The option I prefer is Option 3, because, especially in the case of High Value Platinum Coin Seigniorage (HVPCS), it has the most positive effects relative to public purpose, including educating people about fiat money and MMT, and in addition, its political/economic impact over time is likely to be, by far the most favorable of all the options,because the size the reserves in the TGA and gradual repayment of the debt will be a source of constant political pressure on Congress to seriously consider solving our mounting problems regardless of whether the policies required will involve deficit spending.

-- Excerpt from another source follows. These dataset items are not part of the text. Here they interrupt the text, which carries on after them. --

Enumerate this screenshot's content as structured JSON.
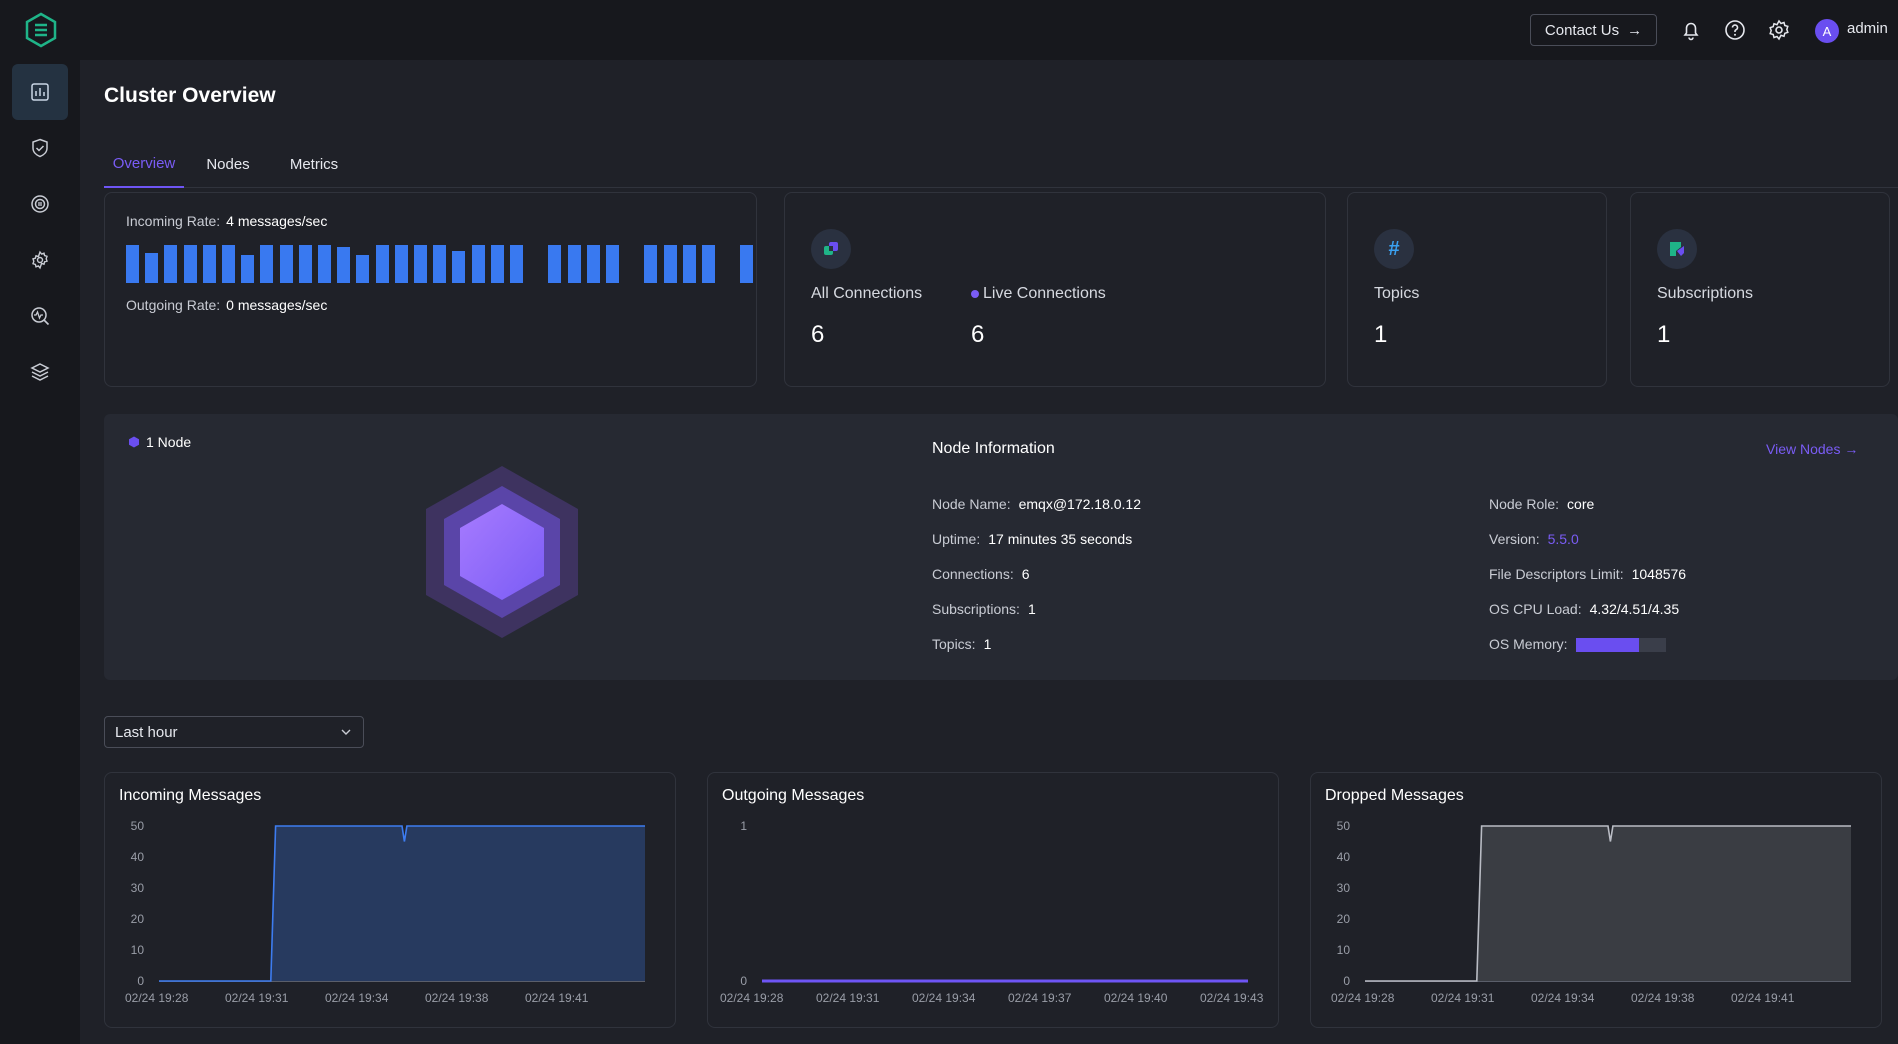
{
  "header": {
    "contact_label": "Contact Us",
    "user": {
      "avatar_letter": "A",
      "name": "admin"
    },
    "icons": [
      "bell-icon",
      "help-icon",
      "settings-icon"
    ]
  },
  "sidebar": {
    "items": [
      {
        "icon": "dashboard-icon",
        "active": true
      },
      {
        "icon": "shield-icon",
        "active": false
      },
      {
        "icon": "integration-icon",
        "active": false
      },
      {
        "icon": "management-icon",
        "active": false
      },
      {
        "icon": "diagnose-icon",
        "active": false
      },
      {
        "icon": "layers-icon",
        "active": false
      }
    ]
  },
  "page": {
    "title": "Cluster Overview",
    "tabs": [
      {
        "label": "Overview",
        "active": true
      },
      {
        "label": "Nodes",
        "active": false
      },
      {
        "label": "Metrics",
        "active": false
      }
    ]
  },
  "rates": {
    "incoming_label": "Incoming Rate:",
    "incoming_value": "4 messages/sec",
    "outgoing_label": "Outgoing Rate:",
    "outgoing_value": "0 messages/sec",
    "bars": [
      1,
      0.8,
      1,
      1,
      1,
      1,
      0.75,
      1,
      1,
      1,
      1,
      0.95,
      0.75,
      1,
      1,
      1,
      1,
      0.85,
      1,
      1,
      1,
      0,
      1,
      1,
      1,
      1,
      0,
      1,
      1,
      1,
      1,
      0,
      1
    ]
  },
  "stats": {
    "all_connections_label": "All Connections",
    "all_connections_value": "6",
    "live_connections_label": "Live Connections",
    "live_connections_value": "6",
    "topics_label": "Topics",
    "topics_value": "1",
    "subscriptions_label": "Subscriptions",
    "subscriptions_value": "1"
  },
  "node": {
    "count_label": "1 Node",
    "info_title": "Node Information",
    "view_nodes_label": "View Nodes",
    "left": [
      {
        "label": "Node Name:",
        "value": "emqx@172.18.0.12"
      },
      {
        "label": "Uptime:",
        "value": "17 minutes 35 seconds"
      },
      {
        "label": "Connections:",
        "value": "6"
      },
      {
        "label": "Subscriptions:",
        "value": "1"
      },
      {
        "label": "Topics:",
        "value": "1"
      }
    ],
    "right": [
      {
        "label": "Node Role:",
        "value": "core"
      },
      {
        "label": "Version:",
        "value": "5.5.0"
      },
      {
        "label": "File Descriptors Limit:",
        "value": "1048576"
      },
      {
        "label": "OS CPU Load:",
        "value": "4.32/4.51/4.35"
      },
      {
        "label": "OS Memory:",
        "value": ""
      }
    ],
    "os_memory_fraction": 0.7
  },
  "time_range": {
    "selected": "Last hour"
  },
  "colors": {
    "accent": "#6e55f5",
    "bar": "#3979f0",
    "incoming": "#3d7cf0",
    "outgoing": "#6e55f5",
    "dropped": "#b9bcc4"
  },
  "chart_data": [
    {
      "type": "area",
      "title": "Incoming Messages",
      "ylim": [
        0,
        50
      ],
      "yticks": [
        0,
        10,
        20,
        30,
        40,
        50
      ],
      "xticks": [
        "02/24 19:28",
        "02/24 19:31",
        "02/24 19:34",
        "02/24 19:38",
        "02/24 19:41"
      ],
      "x": [
        0,
        0.23,
        0.24,
        0.5,
        0.505,
        0.51,
        1
      ],
      "y": [
        0,
        0,
        50,
        50,
        45,
        50,
        50
      ]
    },
    {
      "type": "line",
      "title": "Outgoing Messages",
      "ylim": [
        0,
        1
      ],
      "yticks": [
        0,
        1
      ],
      "xticks": [
        "02/24 19:28",
        "02/24 19:31",
        "02/24 19:34",
        "02/24 19:37",
        "02/24 19:40",
        "02/24 19:43"
      ],
      "x": [
        0,
        1
      ],
      "y": [
        0,
        0
      ]
    },
    {
      "type": "area",
      "title": "Dropped Messages",
      "ylim": [
        0,
        50
      ],
      "yticks": [
        0,
        10,
        20,
        30,
        40,
        50
      ],
      "xticks": [
        "02/24 19:28",
        "02/24 19:31",
        "02/24 19:34",
        "02/24 19:38",
        "02/24 19:41"
      ],
      "x": [
        0,
        0.23,
        0.24,
        0.5,
        0.505,
        0.51,
        1
      ],
      "y": [
        0,
        0,
        50,
        50,
        45,
        50,
        50
      ]
    }
  ]
}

And, finally, whatever the options one thinks are likely or one prefers, I think it’s very important that the blogosphere start debating the options once again, as it did in 2011 and during the fiscal cliff/sequester periods, so the President will find it more difficult to plead TINA when he wants to slip through his Grand Bargain. The TINA/kabuki game he is playing is the enemy of the economy, the safety net, and the public purpose.
In addition, the Grand Bargain, along with the upcoming Trans-Pacific Partnership (TPP) and the Trans-Atlantic Trade and Investment Partnership (TAFTA) are three more nails in the coffin of the middle class. We must not let him, the corporate partisans in both parties, and the cable networks drive the first of these nails home by getting people to accept their narrative about the issues involved here.
To stop it from coming about, the first thing we must do is unmask (as Yves and I have been trying to do) the news networks, the cable media, and the village progressives like Ezra Klein, as actively attempting to constrain debate by ignoring the options the President has, apart from a simple “I will not negotiate, or I must cave stance.” Let us make them come to grips with the alternatives and, in doing so, spread the news that there are a number available, and that whatever unpalatable compromises the President proposes, are his choices and his fault; not necessary expedients, he is being forced into because he has no effective weapons to use in countering the Republicans using the debt limit law to take hostages.
*Previous versions of this item on the list of options used the figure $1.6 Trillion in Treasury securities owned by the Federal. The revised $2.05 Trillion total is current as of close of business 09/18/13.